Sécurité : "Ces chiffres sont un outil de communication politique"

Il a dirigé l'ouvrage collectif La frénésie sécuritaire aux éditions La Découverte (2008) au sein duquel il a rédigé un chapitre sur les chiffres de la délinquance.

Lyon Capitale : Peut-on lire l'efficacité de la police à travers les chiffres de la délinquance que communiquent le ministère de l'Intérieur et les préfectures ?
Laurent Mucchielli : Non. La police n'a pas forcément connaissance de tous les faits de délinquance et ne les traite pas de la même manière. Les policiers (comme les gendarmes) sont de plus en plus soumis à un contrôle hiérarchique étroit sur les statistiques, dont les résultats recommandés sont donnés par avance... Ces chiffres sont devenus d'une part un outil de management interne des administrations, d'autre part un outil de communication politique.

Lyon a un meilleur chiffre de faits élucidés par agent que Marseille. Doit-on en conclure que la police est plus efficace à Lyon qu'à Marseille ?
Non plus. Il peut y avoir de multiples raisons à ce constat : une différence dans le poids des différents types de délinquance ici et là (vols, agressions, vandalisme, escroqueries, contentieux des étrangers, etc.), une différence dans la façon plus ou moins procédurière de gérer les problèmes et une différence dans la façon plus ou moins soumise d'appliquer les consignes politiques.

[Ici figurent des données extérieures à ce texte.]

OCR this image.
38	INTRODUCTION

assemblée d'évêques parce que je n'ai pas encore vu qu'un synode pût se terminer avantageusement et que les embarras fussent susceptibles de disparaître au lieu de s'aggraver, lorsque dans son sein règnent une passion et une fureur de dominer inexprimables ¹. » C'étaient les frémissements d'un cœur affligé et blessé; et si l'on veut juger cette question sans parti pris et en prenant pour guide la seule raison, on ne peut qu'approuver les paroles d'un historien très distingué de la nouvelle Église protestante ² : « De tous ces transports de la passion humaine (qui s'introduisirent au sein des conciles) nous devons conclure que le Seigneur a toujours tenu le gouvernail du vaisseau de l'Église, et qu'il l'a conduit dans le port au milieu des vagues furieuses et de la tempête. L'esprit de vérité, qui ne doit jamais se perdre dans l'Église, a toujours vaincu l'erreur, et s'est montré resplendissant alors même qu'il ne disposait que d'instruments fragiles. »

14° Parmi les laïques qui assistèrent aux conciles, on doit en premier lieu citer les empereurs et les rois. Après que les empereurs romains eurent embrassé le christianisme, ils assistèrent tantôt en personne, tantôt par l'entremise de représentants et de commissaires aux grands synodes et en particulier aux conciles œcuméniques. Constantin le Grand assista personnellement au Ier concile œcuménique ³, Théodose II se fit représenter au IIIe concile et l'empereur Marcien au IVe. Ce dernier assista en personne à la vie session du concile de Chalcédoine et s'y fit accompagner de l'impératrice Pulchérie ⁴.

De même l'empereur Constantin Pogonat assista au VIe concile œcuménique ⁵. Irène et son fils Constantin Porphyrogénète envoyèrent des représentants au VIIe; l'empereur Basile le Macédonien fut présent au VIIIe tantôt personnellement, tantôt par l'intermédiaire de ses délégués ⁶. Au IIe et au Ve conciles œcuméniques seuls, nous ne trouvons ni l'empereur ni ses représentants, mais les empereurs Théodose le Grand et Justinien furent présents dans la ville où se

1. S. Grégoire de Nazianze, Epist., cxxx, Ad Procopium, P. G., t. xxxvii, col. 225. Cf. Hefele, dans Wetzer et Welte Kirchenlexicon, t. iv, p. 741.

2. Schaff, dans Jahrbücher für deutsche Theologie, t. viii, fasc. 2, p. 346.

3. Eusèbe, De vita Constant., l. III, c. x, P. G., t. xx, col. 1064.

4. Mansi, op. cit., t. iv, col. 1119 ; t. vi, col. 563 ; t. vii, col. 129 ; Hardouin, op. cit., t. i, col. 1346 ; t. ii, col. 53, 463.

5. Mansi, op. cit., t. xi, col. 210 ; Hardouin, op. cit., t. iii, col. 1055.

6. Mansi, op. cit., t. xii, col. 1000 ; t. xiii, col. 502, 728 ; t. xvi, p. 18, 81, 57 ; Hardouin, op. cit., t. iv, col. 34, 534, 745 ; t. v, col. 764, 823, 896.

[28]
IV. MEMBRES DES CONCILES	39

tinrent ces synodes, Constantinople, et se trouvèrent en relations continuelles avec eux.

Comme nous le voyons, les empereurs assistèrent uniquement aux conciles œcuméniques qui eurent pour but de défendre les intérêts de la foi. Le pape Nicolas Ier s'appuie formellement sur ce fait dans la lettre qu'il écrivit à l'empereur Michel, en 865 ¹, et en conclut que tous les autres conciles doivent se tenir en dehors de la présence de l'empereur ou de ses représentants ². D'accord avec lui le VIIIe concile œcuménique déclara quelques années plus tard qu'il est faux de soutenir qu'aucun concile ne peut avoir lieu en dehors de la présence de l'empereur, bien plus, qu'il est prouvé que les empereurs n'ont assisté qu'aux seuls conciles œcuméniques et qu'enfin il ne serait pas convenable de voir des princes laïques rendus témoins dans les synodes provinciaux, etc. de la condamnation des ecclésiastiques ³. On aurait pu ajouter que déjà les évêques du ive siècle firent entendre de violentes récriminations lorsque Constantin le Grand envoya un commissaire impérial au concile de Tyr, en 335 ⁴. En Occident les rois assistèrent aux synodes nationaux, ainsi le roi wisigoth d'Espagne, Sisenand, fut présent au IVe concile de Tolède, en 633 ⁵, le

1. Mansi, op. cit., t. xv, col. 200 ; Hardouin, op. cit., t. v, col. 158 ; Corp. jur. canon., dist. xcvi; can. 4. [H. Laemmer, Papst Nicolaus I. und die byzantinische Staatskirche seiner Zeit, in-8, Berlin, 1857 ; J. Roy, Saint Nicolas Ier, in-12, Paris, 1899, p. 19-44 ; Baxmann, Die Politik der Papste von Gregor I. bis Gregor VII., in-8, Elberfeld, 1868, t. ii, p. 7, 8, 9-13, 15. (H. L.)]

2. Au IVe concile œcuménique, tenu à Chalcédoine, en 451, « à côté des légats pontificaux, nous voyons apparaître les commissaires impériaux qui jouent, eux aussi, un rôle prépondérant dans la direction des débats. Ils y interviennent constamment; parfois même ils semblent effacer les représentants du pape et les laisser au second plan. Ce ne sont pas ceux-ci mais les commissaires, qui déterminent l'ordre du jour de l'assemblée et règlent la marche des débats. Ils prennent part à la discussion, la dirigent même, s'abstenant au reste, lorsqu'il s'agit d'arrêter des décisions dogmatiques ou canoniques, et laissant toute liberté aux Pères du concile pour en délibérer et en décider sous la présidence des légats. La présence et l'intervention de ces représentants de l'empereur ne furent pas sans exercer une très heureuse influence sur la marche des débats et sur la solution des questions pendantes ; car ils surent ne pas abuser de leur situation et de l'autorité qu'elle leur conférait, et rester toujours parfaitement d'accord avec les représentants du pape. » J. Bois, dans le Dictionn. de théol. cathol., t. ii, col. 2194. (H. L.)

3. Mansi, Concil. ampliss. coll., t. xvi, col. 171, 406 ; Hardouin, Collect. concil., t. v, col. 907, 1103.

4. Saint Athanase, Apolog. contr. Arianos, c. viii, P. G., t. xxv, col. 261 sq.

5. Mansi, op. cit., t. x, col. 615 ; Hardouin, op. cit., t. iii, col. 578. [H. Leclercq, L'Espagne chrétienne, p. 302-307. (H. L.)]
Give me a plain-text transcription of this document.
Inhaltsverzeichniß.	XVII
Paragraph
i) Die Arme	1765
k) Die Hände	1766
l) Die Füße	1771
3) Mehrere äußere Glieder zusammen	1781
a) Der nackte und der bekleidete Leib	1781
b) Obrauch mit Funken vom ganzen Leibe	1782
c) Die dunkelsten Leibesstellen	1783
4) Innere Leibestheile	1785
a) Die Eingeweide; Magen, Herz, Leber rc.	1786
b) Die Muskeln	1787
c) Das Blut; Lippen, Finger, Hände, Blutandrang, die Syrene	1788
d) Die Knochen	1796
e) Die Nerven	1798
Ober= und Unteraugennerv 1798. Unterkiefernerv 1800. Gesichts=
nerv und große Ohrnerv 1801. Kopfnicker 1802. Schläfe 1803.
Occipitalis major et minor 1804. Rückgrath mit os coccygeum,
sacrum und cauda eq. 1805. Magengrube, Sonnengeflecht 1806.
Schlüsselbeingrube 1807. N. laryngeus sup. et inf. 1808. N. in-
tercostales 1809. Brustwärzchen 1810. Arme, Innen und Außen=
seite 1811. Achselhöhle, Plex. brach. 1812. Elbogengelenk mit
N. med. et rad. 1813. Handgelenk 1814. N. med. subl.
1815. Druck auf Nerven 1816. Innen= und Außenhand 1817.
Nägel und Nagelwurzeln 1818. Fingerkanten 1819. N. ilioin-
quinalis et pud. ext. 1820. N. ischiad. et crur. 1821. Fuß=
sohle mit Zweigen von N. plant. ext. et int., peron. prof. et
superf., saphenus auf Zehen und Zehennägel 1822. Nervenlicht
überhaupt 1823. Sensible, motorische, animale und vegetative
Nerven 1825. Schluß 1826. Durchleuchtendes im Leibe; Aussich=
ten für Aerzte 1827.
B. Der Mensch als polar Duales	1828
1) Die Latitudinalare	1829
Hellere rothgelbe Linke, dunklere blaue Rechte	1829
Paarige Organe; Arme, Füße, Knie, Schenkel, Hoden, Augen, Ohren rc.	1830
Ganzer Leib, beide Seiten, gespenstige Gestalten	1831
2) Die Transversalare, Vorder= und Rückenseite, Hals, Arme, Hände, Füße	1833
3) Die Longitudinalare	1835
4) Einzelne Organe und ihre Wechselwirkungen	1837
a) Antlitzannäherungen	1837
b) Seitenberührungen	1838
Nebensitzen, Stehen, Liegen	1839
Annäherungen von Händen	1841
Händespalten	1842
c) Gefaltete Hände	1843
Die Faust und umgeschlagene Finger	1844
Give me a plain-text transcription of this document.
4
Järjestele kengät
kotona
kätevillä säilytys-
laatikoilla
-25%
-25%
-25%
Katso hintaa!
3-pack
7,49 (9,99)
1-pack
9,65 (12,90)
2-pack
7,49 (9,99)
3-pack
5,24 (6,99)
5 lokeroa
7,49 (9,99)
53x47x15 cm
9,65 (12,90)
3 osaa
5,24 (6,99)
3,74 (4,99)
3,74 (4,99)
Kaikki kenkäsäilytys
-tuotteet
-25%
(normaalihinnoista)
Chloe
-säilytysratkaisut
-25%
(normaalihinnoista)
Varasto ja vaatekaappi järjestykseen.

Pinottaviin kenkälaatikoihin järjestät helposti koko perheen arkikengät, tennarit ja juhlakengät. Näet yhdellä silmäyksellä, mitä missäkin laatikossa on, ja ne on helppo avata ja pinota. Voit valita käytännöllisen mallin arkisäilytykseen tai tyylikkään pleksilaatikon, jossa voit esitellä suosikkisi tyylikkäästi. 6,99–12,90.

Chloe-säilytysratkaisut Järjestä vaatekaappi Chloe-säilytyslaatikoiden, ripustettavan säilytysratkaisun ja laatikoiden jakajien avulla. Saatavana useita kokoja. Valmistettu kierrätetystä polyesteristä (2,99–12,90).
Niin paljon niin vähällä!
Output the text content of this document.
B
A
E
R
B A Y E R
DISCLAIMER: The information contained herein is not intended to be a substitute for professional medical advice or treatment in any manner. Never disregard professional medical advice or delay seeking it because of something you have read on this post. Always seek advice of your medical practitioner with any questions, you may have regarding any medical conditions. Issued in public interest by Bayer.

Avec plus d'interpellations de fumeurs de joints et d'étrangers en situation irrégulière pour améliorer le taux d'élucidation, la délinquance devrait augmenter. Or elle baisse, comme dans le Rhône, en zone police. Comment expliquer ce phénomène ?
Il faut juste comprendre la différence entre faits constatés et faits élucidés. Les actes de délinquance les plus souvent constatés sont aussi les moins élucidés : ce sont les atteintes aux biens (vols, cambriolages, dégradations), parce que ce sont souvent des plaintes contre X (auteur inconnu). A l'inverse, les atteintes aux personnes sont dénoncées par des victimes qui connaissent généralement leur agresseur. L'élucidation est donc beaucoup plus facile. Enfin, certaines infractions font 100 % d'élucidation parce qu'elles sont recherchées et constatées en flagrant délit par les policiers. En particulier les consommations de drogue et les étrangers en situation irrégulière. Mais cela concerne moins de faits que les vols. Pour avoir les "bons chiffres", les services de police peuvent donc se concentrer sur les délinquances bien élucidées. Cela fera monter le taux. Et comme dans le même temps, la tendance depuis une dizaine d'années est la baisse sur les vols (surtout les vols de voiture), les faits constatés continuent de baisser. Les deux ne sont donc pas incompatibles.